Sunday, March 24, 2024

Women in Ministry


 I ran across a great discussion on X about the "Billy Graham rule" not to be alone with women. I have always had thoughts about that too. Here is what a young woman name Joy tweeted: My former pastor and I once had a conversation about the merits of the Billy Graham rule. Over email I described how, when men choose to avoid me, it makes me feel like a dangerous object.

He pushed back, explaining it was important for pastors to draw lines, because if they sinned, it could lead other people away from God. He said: “No one would stop going to school or drop education if you and one of your school coworkers had an inappropriate relationship. But, I have lists of people who endured who endured a pastor in their life having an inappropriate relationship and it has highjacked their faith.”

Today, I know around a dozen people who are now struggling with faith or not attending church because of that pastor’s behavior. And not because he had an affair, but because he became a domineering and abusive leader. He “ran me out of town,” to quote his own words, and has driven others away from church.

And so I have to wonder: How many pastors are like him today – men who fall into sin because, after all their efforts to avoid the company of women…they just ended up alone in a room with power.

Writing about Billy Graham, she added, Actually, he shifted his opinion and ended up meeting with women 1-on-1, but with open doors. Women weren’t the danger. Power was. I really just don’t believe rules help much; they can get in the way of self-awareness. If a person is tempting me, I need to figure that out & do work to change or avoid if needed. A rule can be a way to hide from myself and others what’s really happening. Ravi Zacharias practiced the BG rule, for example. -end-

Now, I have commented to Joy: I'm 72 now but from my return to faith at 31, I was always bummed at ministers fleeing from me rather than just talking to me which is what I was after.

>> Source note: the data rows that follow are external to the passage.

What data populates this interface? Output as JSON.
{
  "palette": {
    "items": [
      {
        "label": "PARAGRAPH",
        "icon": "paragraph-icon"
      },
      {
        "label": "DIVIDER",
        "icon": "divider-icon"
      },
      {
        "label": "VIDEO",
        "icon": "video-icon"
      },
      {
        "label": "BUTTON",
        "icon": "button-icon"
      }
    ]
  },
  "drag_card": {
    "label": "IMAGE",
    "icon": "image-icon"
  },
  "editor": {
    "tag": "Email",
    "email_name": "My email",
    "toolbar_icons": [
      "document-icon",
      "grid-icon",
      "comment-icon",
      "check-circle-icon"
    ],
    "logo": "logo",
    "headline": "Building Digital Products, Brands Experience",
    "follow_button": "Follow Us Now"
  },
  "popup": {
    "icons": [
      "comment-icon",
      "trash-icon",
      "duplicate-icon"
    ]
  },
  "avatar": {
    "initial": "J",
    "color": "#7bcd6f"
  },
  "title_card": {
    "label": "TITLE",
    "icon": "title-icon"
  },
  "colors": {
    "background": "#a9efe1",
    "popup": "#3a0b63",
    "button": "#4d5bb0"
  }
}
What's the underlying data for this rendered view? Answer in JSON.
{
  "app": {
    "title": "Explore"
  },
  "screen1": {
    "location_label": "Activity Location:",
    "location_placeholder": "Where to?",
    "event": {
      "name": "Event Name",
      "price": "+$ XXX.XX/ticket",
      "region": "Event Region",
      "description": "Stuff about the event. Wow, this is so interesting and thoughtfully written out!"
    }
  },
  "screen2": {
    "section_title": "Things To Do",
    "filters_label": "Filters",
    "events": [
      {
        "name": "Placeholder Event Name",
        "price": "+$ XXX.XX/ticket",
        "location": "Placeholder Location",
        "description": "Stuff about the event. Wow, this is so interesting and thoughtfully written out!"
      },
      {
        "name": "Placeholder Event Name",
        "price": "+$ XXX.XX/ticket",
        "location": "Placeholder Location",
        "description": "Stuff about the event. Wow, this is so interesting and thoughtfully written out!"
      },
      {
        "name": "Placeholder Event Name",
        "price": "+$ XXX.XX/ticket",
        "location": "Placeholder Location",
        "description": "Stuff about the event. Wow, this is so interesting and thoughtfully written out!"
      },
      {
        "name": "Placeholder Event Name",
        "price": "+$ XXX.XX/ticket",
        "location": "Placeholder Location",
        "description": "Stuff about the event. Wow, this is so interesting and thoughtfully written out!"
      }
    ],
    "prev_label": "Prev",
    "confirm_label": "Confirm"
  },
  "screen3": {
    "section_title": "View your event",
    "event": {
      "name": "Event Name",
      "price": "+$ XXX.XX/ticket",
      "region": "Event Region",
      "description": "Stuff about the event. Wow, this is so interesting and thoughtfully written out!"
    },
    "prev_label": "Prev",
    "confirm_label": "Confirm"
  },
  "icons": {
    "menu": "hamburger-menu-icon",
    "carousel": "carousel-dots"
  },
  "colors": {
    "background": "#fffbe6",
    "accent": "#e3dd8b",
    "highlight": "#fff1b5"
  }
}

It goes back to Church father Origen who blamed women for causing him to lust and reportedly he castrated himself instead of overcoming his own LUST. He really kick started the Christian tradition of blaming women for the lust of men.

I saw the same thing in Jerusalem outside the Old City walls when an ultra Orthodox man left the sidewalk to give a super WIDE berth to 3 senior aged women (me included). It was insulting.

Now I am adding additional comments:
It is one thing to flee a "Potipher's wife" throwing herself at Joseph sexually, and an entirely different thing to insult a woman like Deborah, walking in the wisdom of God and able to judge matters wisely. Treating all women as a women with evil intentions is degrading to women of integrity before God.

Men - even ministers need to overcome their own lust rather than blame and OSTRACIZE attractive women. It puts women out of ministry circles - especially in the learning stages - rather like the old Men's only clubs where men met to do deals and no woman was granted entrance.

Spiritually that is a big problem. In Messiah, there is no women in the balcony and men on the main floor division of the sexes.

Any minister who believes this will resolve the problem of ministers becoming engaged in illicit relationships with other women is fooling themselves. The only emphasis that should be taught is how to control your own lusts, not excluding women.

But also, I know of a ministry advising their male ministers not to be with a woman alone because of the MeToo propaganda that says accusation of sexual impropriety is enough to destroy any man. I do see that as a real potential in these days. I don't Believe the Women without solid proof of their accusation - due process for the minister involved.

This poses a problem that must be overcome, because Yeshua came to raise the bar of equal standing for women too! It is not feminism speaking here, because I believe in the chain of command involved in 1 Corinthians 11: 3, which I have endeavored to be faithful to since my return to faith in 1983: "But I would have you know, that the head of every man is Messiah; and the head of the woman is the man; and the head of Messiah is God."

This does not mean every man is the authority over me, but it means my husband does, and in living in that manner, I honor God. But in ministry, spiritual women like Deborah in Judges 4, is not to be an anomaly in the New Covenant. There should be many prophetesses, many women judges, many women writing their insights in the Word of God. We do stand on an equal footing of spiritual understanding. We are no longer just snake-vulnerable Eve's standing spiritually witless in the Garden of Eden.

Feminism is a poor imitation of the freedom Messiah died to give women. It is a poor imitation because although prompted by a godly impulse to raise women up to equality, it employs MOSTLY demon-inspired means to the end.

I want better than that...even in old age I want better than that. Messiah died for my equality too.